Такое переменившееся искусство Гегель понимал как искусство всецело по мере человека: должна совершиться антропологизация искусства. «Выход искусства за пределы самого себя есть одновременно уход человека внутрь себя самого, нисхождение его в сврю душу, причем искусство снимает с себя любые ограничения определенным кругом содержания и постижения и новым своим святым провозглашает человека-гумануса, глубины и высоты человеческой души как таковой, всеобщечеловеческое в его радостях и печалях, в его устремлениях, деяниях и судьбах.

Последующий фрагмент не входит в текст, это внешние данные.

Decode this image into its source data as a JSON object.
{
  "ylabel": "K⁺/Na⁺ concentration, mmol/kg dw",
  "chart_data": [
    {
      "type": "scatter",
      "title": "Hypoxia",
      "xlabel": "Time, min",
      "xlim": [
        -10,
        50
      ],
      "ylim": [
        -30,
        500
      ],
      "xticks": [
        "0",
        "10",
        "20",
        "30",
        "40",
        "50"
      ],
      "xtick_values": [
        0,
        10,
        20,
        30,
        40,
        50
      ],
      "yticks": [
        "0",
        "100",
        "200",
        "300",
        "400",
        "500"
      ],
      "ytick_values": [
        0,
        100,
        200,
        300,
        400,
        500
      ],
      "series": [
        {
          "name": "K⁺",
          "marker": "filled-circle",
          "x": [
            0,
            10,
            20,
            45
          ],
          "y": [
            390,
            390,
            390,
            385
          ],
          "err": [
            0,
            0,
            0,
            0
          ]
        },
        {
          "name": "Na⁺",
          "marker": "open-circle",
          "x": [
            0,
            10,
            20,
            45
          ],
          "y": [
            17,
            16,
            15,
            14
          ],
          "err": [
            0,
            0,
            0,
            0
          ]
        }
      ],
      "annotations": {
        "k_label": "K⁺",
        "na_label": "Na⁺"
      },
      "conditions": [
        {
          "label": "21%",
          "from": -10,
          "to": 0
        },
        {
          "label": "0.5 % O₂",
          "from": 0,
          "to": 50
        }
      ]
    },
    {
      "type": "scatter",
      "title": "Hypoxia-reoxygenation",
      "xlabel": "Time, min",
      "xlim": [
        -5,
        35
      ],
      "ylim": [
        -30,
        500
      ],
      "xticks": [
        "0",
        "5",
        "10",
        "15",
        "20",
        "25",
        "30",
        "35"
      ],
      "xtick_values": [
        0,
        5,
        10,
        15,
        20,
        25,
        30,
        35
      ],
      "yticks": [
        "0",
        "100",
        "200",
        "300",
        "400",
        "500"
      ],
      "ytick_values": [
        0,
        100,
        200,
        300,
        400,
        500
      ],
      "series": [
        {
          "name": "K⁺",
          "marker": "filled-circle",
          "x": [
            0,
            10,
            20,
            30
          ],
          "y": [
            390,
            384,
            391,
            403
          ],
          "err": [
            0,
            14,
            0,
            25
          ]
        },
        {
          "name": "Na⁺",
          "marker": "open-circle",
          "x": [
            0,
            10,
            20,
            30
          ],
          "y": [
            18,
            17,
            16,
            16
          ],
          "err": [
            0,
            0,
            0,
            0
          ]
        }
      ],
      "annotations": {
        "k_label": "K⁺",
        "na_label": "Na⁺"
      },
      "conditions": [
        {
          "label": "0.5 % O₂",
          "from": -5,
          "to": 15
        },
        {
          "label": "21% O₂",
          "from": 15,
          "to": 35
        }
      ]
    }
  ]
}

Благодаря этому художник обретает свое содержание в себе самом и становится, подлинно, определяющим самого себя, созерцающим бесконечность своих чувств и ситуаций, их измышляющим и выражающим человеческим духом — какому более не чуждо ничто способное ожить в душе человеческой. Таково содержание, которое, в себе и для себя, не сохраняет свою художественную определенность, но предоставляет определенность содержания и его формования произвольному изобретению, однако не исключает никакой интерес, поскольку искусство уже не обязано представлять только то, чему, в смысле абсолютном, такая-то из его конкретных ступеней — дом родной, но представляет все, в чем вообще, как в доме родном, способен селиться человек»[861]
— искусство распространяется теперь, стало быть, на все пространства и времена человеческой истории, все может становиться его содержанием, и Гегель лишь подчеркивает определяющее в таком «произвольном» выборе содержаний — любое содержание должно быть сопряжено с настоящим, с современностью: «Лишь настоящее свежо, иное — бледно, блекло»[862]; «Любые сюжеты, к какому бы времени, к какой бы нации они ни относились, обретают свою художественную истину лишь как такое живое настоящее, когда оно заполняет душу человека, отражения человеческого, и доставляет истину нашему чувству и представлению»[863]. «Абсолютным содержанием нашего искусства» становится «явление и действие непреходяще-человеческого в самом многостороннем его значении и бесконечном перестраивании»[864].Удивительно ли, что Гегель тут же вспоминает — о Востоке и о Гёте?
«Персы и арабы, — говорил Гегель, — восточной роскошью своих образов, вольным блаженством фантазии… служат блестящим образцом даже для нашей современности, для сегодняшней субъективной проникновенности <поэзии>»[865]. «На ступени равно богатой духом свободы, но субъективно более проникновенной глубины фантазии стоят, из поэтов новых, прежде всего Гёте в его «Западно-восточном Диване» и Рюккерт»[866]. О стихотворении «Воссоединение» из «Дивана» Гёте Гегель пишет так: «Любовь тут целиком перешла в фантазию, в ее движение, счастье, блаженство. Вообще в подобных созданиях мы уже не находим субъективного томления, влюбленности, желания, а находим чистое удовольствие от предметов, бескрайние блуждания фантазии, невинную игру, свободу забав, что относится также и к рифмам и искусным размерам, а потом светлую радость и проникновенность души, вращающейся внутри себя самой, — вольная прелесть формования возносит душу над любой неприятной вплетенностью ее в ограниченность реального»[867].